Making a new class, like "TextFilePager", seems a nice idea:

class TextFilePager
  DEFAULT_BATCH_SIZE = 1000

  def initialize(file_path, skip_header: false, delete_line_break: false)
    @file_path = file_path
    @skip_header = skip_header
    @delete_line_break = delete_line_break
  end

  def batch_line(batch_size: DEFAULT_BATCH_SIZE)
    File.open(@file_path) do |file|
      file.gets if skip_header?
      loop do
        line, lines = "", []
        batch_size.times do
          break if (line = file.gets).nil?
          lines << (delete_line_break? ? line.chomp : line)
        end
        yield lines
        break if line.nil?
      end
    end
  end

  def skip_header?
    @skip_header
  end

  def delete_line_break?
    @delete_line_break
  end
end

You can use this class like this:

file = TextFilePager.new("./production.log", skip_header: true)
file.batch_line(batch_size: 2000) do |lines|
  results = process(lines)
  output(results) 
end

This code is absolutely same what I wrote above section. The reason is clear, I've just created this class along with my ideal's interface, like TDD.

Conclusion

I prefer first proposal because it only requires knowledge of Ruby and we don't need to make a new class. Too many classes bother us, so we shouldn't add a class unless we really need that.

But second way gives us good interface, it seems intuitive. Plus, we can easily pass options to that object. If you need such text file processing time and time again, adding a new class may be a good way.
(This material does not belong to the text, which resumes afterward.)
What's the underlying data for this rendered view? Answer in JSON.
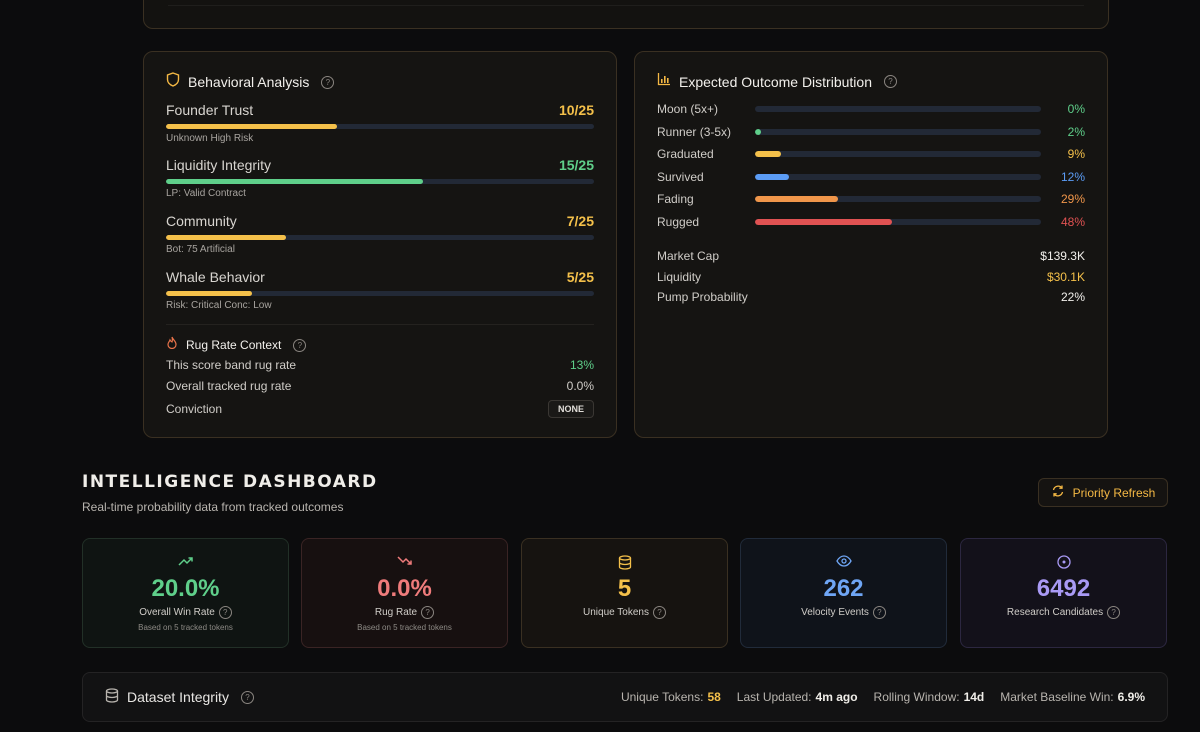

Perhaps, it's nice to add the "batch_line" method to "IO" or "File" object. But I don't like to modify core classes so much, because that affects our code widely.

Hence, I'll choose to use "Enumerator::Lazy" and "each_slice" at first when it comes to that matter.

Thanks for reading.

An appendix

Here is my original post about that matter, written in Japanese.

*1:Of course, this method doesn't exist yet.

*2:If you don't need to use `drop`, `lazy` is unnecessary.